Another change in practice over the last twenty years is the elimination of most forms of compensation for directors beyond cash and stock. Large companies used to provide directors with pension plans and perquisites, such as the right to direct a corporate contribution to nonprofit organizations of their choice. The shareholder value movement argued, correctly in my view, that directors should not be incented to remain on the board for the purpose of accruing service that would increase their pension benefit. This could reduce director independence and impair healthy board turnover. Director-designated corporate contributions were deemed a misuse of shareholder resources because they would likely benefit the director more than the company.
The Privilege of Respect
Being respected by others is a basic human need. Respect is a central theme in film and drama.

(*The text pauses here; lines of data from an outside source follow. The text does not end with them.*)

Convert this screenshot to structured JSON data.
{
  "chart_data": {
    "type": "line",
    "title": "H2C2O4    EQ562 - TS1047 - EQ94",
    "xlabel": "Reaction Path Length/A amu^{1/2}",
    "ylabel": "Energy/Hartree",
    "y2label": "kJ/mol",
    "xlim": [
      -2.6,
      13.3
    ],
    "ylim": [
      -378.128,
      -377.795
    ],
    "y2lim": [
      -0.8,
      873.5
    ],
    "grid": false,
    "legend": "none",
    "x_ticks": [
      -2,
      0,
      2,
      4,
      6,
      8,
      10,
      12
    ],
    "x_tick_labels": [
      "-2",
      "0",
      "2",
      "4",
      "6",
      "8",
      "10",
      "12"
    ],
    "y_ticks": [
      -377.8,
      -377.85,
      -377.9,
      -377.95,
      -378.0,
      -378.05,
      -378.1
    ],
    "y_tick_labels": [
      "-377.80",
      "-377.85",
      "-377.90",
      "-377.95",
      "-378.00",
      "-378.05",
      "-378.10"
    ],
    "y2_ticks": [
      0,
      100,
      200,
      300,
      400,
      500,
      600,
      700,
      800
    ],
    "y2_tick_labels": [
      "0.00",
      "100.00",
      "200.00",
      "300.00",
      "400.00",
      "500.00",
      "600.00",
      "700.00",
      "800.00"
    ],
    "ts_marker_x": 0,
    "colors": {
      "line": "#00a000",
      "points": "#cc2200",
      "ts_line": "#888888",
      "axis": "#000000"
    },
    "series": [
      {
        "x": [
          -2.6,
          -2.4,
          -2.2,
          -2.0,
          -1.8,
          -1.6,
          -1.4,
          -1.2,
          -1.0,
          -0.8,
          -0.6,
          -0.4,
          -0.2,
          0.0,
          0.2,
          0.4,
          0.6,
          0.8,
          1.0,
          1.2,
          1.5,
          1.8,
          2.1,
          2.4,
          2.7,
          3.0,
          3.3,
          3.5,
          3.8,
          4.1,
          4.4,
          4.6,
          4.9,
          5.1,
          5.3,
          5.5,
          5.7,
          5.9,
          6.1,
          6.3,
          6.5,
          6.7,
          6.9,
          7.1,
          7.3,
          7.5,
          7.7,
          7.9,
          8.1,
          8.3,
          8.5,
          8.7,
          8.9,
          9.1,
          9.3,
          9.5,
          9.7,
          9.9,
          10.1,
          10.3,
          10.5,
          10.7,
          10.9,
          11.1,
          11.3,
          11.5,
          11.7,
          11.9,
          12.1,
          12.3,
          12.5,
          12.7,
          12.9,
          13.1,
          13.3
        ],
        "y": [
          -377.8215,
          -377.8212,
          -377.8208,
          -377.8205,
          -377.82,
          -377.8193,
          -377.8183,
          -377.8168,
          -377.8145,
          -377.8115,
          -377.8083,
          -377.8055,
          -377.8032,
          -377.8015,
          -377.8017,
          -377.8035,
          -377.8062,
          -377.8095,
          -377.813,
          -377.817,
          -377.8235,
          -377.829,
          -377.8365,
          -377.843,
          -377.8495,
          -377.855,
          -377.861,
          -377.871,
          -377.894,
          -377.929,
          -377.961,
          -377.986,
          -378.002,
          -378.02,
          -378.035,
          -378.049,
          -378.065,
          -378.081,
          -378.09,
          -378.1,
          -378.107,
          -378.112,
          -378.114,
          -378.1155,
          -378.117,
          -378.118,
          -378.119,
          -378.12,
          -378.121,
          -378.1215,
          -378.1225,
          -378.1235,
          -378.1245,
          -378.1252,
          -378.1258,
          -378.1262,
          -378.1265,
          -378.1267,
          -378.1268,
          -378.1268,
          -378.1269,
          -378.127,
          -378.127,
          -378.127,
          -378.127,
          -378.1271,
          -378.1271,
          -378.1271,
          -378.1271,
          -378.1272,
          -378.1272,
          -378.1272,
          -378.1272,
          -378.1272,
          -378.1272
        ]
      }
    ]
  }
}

In the great film On the Waterfront, Marlon Brando as Terry, laments his lost boxing career to his brother, Charley: "You don't understand. I coulda' had class. I coulda' been a contender. I coulda' been somebody!"
In the central line of Arthur Miller's great drama Death of a Salesman, Willie Loman's wife, Linda, cries out plaintively about her struggling husband: "Attention, attention must finally be paid to such a person!"
Being a director is being somebody. Attention is paid to directors.